Non è un caso quindi, se il numero medio delle navi petroliere in transito nella zona a rischio missili e droni, è praticamente immutato rispetto alle medie del 2023, ma anche che le uniche navi cisterna dirottate sulla rotta della circumnavigazione dell’Africa siano tutte operate direttamente o indirettamente da interessi americani o israeliani.

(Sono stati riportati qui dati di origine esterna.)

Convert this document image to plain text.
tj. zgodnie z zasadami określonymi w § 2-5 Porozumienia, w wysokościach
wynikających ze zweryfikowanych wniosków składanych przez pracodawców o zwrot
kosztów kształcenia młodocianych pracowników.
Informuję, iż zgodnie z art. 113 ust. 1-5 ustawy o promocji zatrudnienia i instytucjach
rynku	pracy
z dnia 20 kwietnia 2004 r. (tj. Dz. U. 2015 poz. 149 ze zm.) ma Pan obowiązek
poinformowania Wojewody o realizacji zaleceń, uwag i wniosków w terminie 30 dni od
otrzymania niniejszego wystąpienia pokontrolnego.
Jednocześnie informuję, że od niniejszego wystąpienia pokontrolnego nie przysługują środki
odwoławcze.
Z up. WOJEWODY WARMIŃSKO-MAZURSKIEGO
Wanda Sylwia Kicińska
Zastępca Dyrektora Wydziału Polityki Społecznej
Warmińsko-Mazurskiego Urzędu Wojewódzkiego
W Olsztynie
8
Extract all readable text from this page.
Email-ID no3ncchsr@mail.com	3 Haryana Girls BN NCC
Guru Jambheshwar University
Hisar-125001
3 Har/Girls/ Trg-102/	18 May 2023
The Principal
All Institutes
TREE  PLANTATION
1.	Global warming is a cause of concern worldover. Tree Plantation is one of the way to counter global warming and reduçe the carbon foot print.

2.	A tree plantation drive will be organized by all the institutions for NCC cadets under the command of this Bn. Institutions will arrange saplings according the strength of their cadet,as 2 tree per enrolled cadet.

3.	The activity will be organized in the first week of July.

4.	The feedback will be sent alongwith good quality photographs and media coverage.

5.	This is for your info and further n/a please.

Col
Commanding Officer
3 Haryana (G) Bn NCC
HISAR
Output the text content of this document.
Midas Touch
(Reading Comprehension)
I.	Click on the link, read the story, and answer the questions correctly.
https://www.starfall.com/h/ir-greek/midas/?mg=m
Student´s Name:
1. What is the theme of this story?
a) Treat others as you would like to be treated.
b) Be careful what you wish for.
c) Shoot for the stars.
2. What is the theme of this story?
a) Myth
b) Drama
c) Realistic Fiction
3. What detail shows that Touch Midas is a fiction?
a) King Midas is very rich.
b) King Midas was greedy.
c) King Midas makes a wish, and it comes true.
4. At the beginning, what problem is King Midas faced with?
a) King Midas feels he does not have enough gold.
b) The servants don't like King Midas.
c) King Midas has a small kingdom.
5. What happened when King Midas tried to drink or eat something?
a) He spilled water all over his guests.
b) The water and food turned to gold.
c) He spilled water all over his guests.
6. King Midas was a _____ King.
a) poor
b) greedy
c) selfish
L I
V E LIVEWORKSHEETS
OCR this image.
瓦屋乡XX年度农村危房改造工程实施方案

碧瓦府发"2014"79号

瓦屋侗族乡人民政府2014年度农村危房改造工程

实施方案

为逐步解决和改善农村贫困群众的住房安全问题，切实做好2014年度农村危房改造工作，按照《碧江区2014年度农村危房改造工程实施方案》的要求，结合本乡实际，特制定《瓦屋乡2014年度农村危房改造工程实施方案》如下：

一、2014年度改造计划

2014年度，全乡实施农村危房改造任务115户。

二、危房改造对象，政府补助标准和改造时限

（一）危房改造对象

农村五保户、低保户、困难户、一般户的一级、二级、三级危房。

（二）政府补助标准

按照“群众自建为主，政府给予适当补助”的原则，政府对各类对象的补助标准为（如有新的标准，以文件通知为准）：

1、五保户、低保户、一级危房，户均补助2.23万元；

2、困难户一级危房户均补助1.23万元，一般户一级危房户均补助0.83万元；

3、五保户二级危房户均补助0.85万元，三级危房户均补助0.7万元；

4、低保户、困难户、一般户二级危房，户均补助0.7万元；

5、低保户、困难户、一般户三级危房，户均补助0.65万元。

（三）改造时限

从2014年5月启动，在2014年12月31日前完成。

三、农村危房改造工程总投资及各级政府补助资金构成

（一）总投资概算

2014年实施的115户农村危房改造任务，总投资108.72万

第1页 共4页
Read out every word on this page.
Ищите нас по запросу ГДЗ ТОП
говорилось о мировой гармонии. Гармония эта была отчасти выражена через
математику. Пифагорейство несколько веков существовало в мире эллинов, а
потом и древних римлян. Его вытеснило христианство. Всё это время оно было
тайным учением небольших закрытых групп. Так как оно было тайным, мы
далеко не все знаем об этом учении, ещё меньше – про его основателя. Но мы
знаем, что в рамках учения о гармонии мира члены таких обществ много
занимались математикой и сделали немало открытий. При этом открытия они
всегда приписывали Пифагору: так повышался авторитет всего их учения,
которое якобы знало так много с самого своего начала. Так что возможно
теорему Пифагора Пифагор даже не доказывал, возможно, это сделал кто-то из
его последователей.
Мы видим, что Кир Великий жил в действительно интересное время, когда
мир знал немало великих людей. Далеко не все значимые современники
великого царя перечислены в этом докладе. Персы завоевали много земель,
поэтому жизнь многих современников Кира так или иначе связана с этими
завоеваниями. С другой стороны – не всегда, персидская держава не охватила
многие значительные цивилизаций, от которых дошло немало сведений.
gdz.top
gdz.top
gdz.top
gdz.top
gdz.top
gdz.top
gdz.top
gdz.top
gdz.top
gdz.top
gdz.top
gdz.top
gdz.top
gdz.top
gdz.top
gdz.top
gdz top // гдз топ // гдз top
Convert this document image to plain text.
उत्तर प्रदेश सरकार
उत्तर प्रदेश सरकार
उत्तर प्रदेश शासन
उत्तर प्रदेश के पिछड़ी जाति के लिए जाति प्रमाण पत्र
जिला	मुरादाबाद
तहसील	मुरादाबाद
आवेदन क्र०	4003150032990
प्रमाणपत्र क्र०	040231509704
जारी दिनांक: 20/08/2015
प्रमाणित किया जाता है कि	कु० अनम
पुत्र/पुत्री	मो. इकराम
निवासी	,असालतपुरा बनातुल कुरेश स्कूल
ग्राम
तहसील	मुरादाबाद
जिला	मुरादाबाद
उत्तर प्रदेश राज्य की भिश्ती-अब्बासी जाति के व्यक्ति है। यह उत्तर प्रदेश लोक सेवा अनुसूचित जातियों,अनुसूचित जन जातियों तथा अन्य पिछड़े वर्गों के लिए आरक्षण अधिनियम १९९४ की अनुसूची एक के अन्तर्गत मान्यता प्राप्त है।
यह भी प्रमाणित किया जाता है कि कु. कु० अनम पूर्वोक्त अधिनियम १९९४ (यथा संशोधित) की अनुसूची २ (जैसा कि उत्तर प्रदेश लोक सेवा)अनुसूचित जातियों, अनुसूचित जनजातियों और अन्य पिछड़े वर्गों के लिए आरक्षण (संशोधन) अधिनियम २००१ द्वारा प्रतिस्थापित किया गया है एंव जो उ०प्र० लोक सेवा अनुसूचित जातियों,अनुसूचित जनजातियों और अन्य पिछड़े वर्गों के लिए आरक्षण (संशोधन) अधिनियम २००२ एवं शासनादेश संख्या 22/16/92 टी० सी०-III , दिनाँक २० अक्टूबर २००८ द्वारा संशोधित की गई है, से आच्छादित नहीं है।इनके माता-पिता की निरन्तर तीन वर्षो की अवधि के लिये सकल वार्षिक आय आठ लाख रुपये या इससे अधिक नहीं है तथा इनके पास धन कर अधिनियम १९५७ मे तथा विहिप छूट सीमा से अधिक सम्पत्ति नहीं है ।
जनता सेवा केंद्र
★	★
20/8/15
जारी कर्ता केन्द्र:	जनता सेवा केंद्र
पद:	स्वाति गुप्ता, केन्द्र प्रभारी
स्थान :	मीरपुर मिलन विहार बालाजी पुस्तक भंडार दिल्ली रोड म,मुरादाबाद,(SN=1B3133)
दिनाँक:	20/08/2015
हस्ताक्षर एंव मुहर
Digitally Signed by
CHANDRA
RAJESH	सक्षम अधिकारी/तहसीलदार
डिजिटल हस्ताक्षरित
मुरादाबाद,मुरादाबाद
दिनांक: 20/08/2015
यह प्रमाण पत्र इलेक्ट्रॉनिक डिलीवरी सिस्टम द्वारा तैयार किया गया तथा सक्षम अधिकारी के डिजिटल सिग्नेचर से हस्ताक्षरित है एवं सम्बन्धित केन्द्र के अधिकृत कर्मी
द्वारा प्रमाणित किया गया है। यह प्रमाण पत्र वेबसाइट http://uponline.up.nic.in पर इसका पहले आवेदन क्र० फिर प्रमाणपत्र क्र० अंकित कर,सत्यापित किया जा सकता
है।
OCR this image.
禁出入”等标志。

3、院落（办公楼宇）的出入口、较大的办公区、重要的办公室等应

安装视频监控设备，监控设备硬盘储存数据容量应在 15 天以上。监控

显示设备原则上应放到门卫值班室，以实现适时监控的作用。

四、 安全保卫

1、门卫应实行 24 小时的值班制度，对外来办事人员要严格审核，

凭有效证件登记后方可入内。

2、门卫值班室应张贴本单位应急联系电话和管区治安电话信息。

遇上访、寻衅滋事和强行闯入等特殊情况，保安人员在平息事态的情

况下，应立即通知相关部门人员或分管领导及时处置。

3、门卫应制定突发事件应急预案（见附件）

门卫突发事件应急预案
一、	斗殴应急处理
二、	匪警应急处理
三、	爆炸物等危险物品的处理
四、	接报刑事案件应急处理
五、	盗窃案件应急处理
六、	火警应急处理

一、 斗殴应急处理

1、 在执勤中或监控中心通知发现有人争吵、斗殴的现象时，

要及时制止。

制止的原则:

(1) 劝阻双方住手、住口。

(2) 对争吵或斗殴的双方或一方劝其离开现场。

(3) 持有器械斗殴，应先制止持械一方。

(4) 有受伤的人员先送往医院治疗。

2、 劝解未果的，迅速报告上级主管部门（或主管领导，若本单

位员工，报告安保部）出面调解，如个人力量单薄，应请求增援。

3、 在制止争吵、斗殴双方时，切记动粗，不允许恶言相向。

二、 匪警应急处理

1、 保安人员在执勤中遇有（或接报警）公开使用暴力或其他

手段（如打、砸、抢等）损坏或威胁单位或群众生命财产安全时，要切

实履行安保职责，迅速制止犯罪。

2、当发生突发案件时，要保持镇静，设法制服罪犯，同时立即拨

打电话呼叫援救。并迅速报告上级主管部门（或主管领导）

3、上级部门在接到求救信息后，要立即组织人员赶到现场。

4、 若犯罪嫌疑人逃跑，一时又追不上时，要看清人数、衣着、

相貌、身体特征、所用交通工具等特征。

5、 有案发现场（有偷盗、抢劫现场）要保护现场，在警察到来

Sempre secondo i risultati dell’analisi del Centro Giuseppe Bono mentre il milione di barili di greggio in transito nell’area a rischio non dovrebbe subire eccessivo impatto dalle azioni dei ribelli Houthi, ben diverso sembra essere il crash sul traffico di gas, in particolare quello del Qatar ma anche sull’oleodotto transarabico sino al porto di Yanbu sul Mar Rosso. Traffico considerato da numerose “intelligence” ad alto rischio. E non è un caso che anche il gasdotto fra Egitto e Israele, abbia cessato di operare e quindi di garantire forniture all’Egitto già a poche ore dall’avvio dell’operazione Gaza. Idem per l’oleodotto fra Eilat sul Mar Rosso e Ashdod, sulla costa mediterranea di Israele. Oleodotto che (per ironia della storia) fu costruito da una joint venture israelo-iraniana prima dell’avvento al potere dell’Ayatollah Khomeini.